Amid the sudden developments surrounding Indian football, the Dempo Sports Club is firmly establishing its supremacy in the ONGC I-League, the country’s premier club tournament.
Dempo (on 50 points) came closer to the title with Wednesday’s 2-0 victory over Air India.
This year’s I-League, however, is being played at a time when the sport is seeing many changes. The continuing decline of Kolkata teams and the unexpected decision to disband Mumbai’s Mahindra United contrasts with the emergence of two new teams, from Pune and Shillong, which may well add an interesting dimension to the country’s football scene. Nationally, the confusion about the resignation of Indian team coach Bob Houghton is yet to be resolved.
Houghton’s resignation comes ahead of the national team’s preparation for the Asia Cup in Doha next year. His alleged spat with All India Football Federation (AIFF) general secretary Alberto Colaco has resulted in a situation where the Federation will have to struggle for a solution at the executive committee meeting in New Delhi on Friday.

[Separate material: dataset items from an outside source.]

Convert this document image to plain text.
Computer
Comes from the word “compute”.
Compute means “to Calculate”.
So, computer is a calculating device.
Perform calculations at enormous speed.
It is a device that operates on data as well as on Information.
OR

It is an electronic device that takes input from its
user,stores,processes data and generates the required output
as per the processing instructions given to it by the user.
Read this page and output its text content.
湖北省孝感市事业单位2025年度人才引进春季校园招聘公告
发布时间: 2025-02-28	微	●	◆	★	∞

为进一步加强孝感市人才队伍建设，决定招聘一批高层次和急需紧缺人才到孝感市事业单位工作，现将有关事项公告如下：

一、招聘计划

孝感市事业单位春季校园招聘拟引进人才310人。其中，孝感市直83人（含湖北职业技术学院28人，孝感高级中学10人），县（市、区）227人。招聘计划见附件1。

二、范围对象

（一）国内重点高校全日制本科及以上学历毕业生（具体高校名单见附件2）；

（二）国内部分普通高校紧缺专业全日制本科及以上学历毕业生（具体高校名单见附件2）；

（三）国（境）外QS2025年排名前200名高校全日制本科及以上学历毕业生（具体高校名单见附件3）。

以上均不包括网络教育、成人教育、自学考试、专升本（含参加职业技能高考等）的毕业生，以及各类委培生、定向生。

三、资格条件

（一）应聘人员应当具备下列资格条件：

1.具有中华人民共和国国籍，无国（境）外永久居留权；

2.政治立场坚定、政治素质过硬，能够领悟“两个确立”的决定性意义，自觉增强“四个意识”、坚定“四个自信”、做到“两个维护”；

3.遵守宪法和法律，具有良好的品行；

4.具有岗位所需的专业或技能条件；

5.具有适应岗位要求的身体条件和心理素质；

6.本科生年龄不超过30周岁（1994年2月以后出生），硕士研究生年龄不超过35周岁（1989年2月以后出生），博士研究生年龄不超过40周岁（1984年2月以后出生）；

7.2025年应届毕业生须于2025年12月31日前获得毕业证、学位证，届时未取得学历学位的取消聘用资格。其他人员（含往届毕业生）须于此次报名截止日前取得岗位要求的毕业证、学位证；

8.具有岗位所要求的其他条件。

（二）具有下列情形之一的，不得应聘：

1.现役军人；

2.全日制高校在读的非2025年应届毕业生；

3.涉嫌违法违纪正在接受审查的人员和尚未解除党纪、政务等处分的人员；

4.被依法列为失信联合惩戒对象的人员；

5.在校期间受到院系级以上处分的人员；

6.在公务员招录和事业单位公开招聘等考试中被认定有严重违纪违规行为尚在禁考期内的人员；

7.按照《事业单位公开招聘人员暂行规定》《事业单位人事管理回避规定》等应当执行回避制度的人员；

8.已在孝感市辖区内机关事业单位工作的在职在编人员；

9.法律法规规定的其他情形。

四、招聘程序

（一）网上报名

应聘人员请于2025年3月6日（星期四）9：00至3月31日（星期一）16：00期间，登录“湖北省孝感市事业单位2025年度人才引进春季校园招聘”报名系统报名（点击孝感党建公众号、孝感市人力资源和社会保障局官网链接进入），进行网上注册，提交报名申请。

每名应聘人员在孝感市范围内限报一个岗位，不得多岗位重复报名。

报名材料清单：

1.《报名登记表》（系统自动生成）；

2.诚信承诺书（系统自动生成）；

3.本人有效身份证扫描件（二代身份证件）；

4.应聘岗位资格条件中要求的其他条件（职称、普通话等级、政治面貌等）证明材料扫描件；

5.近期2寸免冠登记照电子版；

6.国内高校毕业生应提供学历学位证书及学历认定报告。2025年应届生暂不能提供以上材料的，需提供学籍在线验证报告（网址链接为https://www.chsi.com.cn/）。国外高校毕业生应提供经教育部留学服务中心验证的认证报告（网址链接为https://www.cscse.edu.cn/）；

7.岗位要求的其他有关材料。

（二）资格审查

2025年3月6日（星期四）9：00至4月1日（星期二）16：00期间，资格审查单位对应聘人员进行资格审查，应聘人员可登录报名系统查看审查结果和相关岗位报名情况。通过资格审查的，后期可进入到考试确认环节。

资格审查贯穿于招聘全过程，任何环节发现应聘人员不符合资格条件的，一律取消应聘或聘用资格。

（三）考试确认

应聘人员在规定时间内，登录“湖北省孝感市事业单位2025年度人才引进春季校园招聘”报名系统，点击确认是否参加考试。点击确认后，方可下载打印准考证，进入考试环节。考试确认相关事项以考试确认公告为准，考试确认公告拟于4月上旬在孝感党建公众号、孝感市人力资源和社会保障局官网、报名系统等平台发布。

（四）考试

The beautiful game: (right) Dempo’s top scorer Ranti Martins in action; Sporting Clube de Goa (in white) and Air India fight for possession of the ball in an I-League match. Photo: Hindustan Times
Mahindra United’s decision will also be discussed at the meeting. But “the I-League authority will not interfere in their (Mahindras’) decision. It is entirely a corporate decision and AIFF has nothing to do it,” says I-League CEO Sunando Dhar.
These issues may take a bit away from Dempo’s success story, which has been planned by its shrewd coach, Armando Colaco. Says the coach: “I will give credit entirely to my players. It is their endeavour which made me a successful coach.”
If Dempo does win, it will be the team’s fourth title since 2005 (2007, 2008)—it has displaced the high-profile Kolkata clubs, which haven’t won the league since 2005. Strategically, Dempo is now well-placed to win this year’s I-League.
The team’s experienced defender, Mahesh Gawli, says: “We played well in our away matches (games outside Goa) and that’s what made the difference. We only lost one away game against Viva Kerala.”
While Dempo excelled, the failure of another Goan club, Churchill Brothers, was a disappointment, particularly after a great start. Churchill’s over-dependence on striker Okolie Odafe and some off-field controversies (Odafe and two others were booked for allegedly molesting an airline staffer) proved a dampener. The team looked like a rudderless ship and was soon pretty much out of the race. “We lacked that special factor at crucial moments. But still, we emerged from the controversy and have performed well this season,” says Churchill’s defender Gouramangi Singh, who will attend trials for the Melbourne Heart FC in Australia.
Understood to have been felled by falling revenue, Mahindra United still managed to run neck-and-neck with Dempo in the points table till the last five matches. “This news has shocked us but we still managed to play well. This is a loss for Indian football and Mumbai football,” says Steven Dias, a Mahindra United and India player. The team has always had a good run in the I-League, winning in 2006.
“Whatever happened is unfortunate. But from the corporate sector’s point of view, it’s bound to happen,” says India’s captain Bhaichung Bhutia.
While Mohun Bagan and East Bengal trailed Dempo, Mahindra and Churchill, Chirag United brought some cheer for fans in Kolkata. With fringe and rejected players from both Mohun Bagan and East Bengal, Chirag was able to build a well-knit squad and did reasonably well to emerge as a third force from Kolkata.
Two new fledgling teams in the I-League—Pune Football Club and Shillong Lajong—did exceedingly well. Pune FC had signed India goalkeeper Subrata Paul ahead of the season; the presence of former India captain S. Venkatesh lent solidity to an otherwise inexperienced squad. Currently, Pune is in fourth spot.
For the first time, a team from the North-East qualified, ensuring the I-League had representation from all regions. Lajong’s matches at home in Shillong were watched by a large number of fans, as were Pune’s home matches.
After making it to the final of the Federation Cup (they lost to East Bengal), Lajong emerged with a lot of promise and hope. They did have a few upset wins and are now placed 11th.
If Dempo and Churchill remain the flag-bearers of Goan football, Sporting Clube de Goa and Salgaocar Sports Club’s poor show has taken the sheen off celebrations in that state. Sporting Clube, which was second last year, is staring at relegation. So is Salgaocar (24 points), along with Mumbai Football Club and Air India (both on 25 points).
Dempo coach Colaco put his team’s success in perspective: “We are ahead of Bengal because we do not take short cuts to success. We believe in long-term plans.”